Em’s words of encouragement warmed her. True enough. You didn’t become a successful real-estate mogul by taking two months off. “You think?”
Em nodded with a vehement dip of her head. “He has a successful real-estate business back in Miami, Dixie, employees and everything. He can’t just up and leave for a long period of time. So I’d lay bets by tomorrow, he’ll be on a plane back to the Sunshine State. Today was just him blusterin’ like men do when a woman has the nerve to call them on their game.”
Dixie stood rooted to the top of the stairs while the phrase, “What can Mistress Lana do for you tonight, unworthy one?” ran like a stampede of elephants in her brain.
Em roped an arm through Dixie’s. “You’re thinkin’ too much. I can see it. Let’s go to the big house and we’ll talk it over.” She stopped on the step for a moment, turning to Dixie, her eyes clouded with suspicion. “Wait a minute. Did Landon know what was going on with you financially? Did he know you were pushin’ your last dime just to get here to be with him?”
Tears began to flood her eyes again, but this time Dixie didn’t stop them, she let them drip down her face and hit the steel steps. “No,” she whispered. “I could never tell him....”
“Because the first thing he would have done was meddle, and the second would be to set about making the boo-boo all better, and naturally, you have your pride.”
“So you know what happened?” That last bit of her pride floated upward toward the ceiling.
“The grapevine is thicker than ever here, Dixie.

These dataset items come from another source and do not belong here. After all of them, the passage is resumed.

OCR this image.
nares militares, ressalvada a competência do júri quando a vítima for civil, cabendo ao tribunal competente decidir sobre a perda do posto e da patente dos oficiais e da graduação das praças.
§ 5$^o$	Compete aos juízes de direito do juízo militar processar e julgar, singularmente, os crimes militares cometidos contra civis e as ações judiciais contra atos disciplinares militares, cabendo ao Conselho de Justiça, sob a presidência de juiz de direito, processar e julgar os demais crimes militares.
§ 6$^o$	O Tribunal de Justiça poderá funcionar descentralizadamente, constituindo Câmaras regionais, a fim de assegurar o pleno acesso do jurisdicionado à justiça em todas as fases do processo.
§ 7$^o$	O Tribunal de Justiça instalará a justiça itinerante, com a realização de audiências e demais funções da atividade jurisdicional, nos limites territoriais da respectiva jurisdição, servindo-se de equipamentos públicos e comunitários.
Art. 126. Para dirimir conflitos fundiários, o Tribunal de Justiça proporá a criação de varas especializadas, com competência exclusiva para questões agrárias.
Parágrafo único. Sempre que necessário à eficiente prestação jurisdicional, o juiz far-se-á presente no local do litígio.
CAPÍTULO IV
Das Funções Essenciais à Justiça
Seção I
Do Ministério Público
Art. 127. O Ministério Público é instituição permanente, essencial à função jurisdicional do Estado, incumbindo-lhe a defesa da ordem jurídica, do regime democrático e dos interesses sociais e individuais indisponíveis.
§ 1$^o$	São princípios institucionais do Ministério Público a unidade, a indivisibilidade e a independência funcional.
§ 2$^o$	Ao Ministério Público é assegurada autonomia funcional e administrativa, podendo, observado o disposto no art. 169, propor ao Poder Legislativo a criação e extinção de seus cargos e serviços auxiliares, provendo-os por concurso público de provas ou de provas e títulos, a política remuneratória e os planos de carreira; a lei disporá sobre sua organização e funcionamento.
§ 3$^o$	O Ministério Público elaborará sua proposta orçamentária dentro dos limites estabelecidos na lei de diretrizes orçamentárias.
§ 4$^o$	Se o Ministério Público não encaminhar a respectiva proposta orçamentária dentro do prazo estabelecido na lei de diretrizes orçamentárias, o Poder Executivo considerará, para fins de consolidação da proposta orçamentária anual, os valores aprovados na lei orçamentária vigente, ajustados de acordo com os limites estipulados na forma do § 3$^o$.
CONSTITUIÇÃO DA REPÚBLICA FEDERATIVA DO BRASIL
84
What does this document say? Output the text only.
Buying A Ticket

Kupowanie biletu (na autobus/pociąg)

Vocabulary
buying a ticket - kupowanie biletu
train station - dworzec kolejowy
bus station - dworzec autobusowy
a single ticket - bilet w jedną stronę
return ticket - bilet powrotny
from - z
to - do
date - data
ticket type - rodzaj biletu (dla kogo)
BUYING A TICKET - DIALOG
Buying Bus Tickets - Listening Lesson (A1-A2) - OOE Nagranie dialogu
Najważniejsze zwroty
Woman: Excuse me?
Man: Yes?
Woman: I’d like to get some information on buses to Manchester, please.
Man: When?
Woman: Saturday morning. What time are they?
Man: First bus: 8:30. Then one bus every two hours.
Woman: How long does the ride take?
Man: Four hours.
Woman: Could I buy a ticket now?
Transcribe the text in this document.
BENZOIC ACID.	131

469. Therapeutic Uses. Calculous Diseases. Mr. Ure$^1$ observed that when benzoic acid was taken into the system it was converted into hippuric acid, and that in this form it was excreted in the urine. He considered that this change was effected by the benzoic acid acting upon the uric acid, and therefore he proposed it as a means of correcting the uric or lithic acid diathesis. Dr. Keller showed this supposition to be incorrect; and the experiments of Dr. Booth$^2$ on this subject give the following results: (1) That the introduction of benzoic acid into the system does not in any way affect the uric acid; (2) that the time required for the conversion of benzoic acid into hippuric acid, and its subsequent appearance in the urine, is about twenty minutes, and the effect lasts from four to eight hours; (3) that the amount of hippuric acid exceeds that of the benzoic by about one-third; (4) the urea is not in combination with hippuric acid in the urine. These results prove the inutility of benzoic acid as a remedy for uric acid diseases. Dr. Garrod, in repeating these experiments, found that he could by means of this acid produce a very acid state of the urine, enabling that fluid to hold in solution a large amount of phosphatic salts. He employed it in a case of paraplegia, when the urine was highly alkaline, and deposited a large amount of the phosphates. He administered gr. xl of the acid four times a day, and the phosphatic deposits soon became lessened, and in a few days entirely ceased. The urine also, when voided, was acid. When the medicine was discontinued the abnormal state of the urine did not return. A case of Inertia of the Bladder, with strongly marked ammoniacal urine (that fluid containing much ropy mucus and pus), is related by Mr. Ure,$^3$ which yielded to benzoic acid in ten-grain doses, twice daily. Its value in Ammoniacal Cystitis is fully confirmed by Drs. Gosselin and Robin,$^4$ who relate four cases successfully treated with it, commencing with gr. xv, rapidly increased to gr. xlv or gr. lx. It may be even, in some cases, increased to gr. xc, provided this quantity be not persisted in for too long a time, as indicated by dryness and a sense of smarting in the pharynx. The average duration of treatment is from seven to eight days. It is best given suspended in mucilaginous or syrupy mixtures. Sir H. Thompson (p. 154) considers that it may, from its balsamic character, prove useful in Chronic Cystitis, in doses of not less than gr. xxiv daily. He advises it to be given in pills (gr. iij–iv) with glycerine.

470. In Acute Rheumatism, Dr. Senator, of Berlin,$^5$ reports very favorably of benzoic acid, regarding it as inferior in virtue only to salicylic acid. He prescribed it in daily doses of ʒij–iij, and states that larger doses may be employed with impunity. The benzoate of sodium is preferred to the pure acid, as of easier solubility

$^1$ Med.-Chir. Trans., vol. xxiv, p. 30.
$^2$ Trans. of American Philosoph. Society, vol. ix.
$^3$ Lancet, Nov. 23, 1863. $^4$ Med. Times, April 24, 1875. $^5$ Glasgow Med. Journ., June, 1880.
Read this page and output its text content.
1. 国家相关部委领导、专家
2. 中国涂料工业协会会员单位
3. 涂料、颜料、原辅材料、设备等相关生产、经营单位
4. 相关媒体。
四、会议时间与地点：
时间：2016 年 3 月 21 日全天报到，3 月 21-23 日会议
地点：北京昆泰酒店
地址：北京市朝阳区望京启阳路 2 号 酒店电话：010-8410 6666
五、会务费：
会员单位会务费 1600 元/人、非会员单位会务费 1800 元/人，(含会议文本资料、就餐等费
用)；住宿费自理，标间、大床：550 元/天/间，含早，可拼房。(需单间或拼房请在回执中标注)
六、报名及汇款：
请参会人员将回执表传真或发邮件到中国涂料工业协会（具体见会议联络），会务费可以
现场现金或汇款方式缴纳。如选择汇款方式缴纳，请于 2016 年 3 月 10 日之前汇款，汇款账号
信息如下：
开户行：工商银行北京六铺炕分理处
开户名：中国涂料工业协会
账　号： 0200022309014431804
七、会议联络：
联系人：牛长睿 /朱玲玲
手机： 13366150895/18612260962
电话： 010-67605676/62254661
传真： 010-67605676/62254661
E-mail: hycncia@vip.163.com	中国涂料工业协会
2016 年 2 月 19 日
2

Some took great pleasure in it when they read the papers and saw Dixie-Cup had gone belly up. Though I will tell you, I wasn’t one of them. Honest.” Facing Dixie, she held her right palm up.
“I didn’t want him to rescue me. I went in with my eyes wide open. I left Plum Orchard to open the restaurant with them wide open, too—definitely one of my more harebrained schemes. But I never told Landon a thing.